Most of my patients are people just struggling with being in the world and those around them.

Someone in actual physical danger is not something I have dealt with, even during my training.

The door opens, startling me from my thoughts.

‘Lana,’ says Mike.

‘Mike, I’m…’ Now that he is standing in front of me, I realise how silly this is. I have no idea who this man is or what he may be capable of. I should have just sent the police. ‘Sandy missed her appointment.’

‘Do you know where she is?’ he asks.

‘I was going to ask…’ I say, confused.

‘I don’t know where she is. She won’t answer her phone. Do you know where she is?’ he demands again.

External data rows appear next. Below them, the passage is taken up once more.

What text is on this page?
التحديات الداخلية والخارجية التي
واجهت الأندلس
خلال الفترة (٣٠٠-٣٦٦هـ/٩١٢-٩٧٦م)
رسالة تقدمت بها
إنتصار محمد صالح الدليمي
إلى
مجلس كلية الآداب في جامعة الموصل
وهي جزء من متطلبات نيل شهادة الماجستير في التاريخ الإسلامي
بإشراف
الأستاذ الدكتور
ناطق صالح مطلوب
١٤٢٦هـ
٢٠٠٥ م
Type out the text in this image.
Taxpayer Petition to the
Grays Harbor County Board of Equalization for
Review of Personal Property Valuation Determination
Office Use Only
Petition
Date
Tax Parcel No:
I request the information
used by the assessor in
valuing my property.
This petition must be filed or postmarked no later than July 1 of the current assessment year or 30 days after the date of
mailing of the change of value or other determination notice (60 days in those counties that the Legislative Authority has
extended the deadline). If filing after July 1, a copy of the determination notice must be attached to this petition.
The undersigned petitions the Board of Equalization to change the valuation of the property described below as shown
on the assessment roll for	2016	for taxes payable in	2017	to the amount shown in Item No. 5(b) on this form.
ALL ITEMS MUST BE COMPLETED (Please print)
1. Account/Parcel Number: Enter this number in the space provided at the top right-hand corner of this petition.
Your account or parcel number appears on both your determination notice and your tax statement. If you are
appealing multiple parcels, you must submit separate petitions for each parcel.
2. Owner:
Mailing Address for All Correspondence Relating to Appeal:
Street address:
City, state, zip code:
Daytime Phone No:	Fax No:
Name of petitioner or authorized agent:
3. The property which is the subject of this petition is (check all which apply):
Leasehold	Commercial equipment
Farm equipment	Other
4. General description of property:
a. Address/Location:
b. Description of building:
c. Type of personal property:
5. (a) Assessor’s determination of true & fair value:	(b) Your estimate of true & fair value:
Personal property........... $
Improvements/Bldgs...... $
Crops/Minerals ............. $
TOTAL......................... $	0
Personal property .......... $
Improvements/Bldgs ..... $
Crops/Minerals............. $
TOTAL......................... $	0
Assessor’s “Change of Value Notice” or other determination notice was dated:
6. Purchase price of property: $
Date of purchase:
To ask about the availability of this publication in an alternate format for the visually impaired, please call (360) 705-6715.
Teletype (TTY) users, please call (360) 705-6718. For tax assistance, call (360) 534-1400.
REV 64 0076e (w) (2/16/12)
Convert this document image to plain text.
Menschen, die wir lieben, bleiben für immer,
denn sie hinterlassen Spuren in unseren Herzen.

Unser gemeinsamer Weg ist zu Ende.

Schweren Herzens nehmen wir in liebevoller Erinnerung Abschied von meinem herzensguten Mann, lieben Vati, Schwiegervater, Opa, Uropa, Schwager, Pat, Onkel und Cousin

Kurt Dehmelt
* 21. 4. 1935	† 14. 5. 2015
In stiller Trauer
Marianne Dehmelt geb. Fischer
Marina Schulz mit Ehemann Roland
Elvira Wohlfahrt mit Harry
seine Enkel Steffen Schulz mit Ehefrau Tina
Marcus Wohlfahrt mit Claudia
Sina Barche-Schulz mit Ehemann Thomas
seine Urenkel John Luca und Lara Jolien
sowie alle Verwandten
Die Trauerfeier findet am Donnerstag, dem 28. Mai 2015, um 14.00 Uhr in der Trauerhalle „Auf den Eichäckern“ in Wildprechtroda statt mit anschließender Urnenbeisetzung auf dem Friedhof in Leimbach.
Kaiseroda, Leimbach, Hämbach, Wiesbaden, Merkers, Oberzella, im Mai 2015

Fear ripples through me. The man in front of me looks angry, and worried. Is it an act? Does he actually know where his wife is, and if so, what does that mean?

‘I don’t—’ I start to say and there is a huge clap of thunder.

‘Come in,’ says Mike, grabbing my arm and pulling me inside before I can move away, slamming the door behind me. My heart rate speeds up at the aggressive contact. I catch my breath. What on earth have I gotten myself into?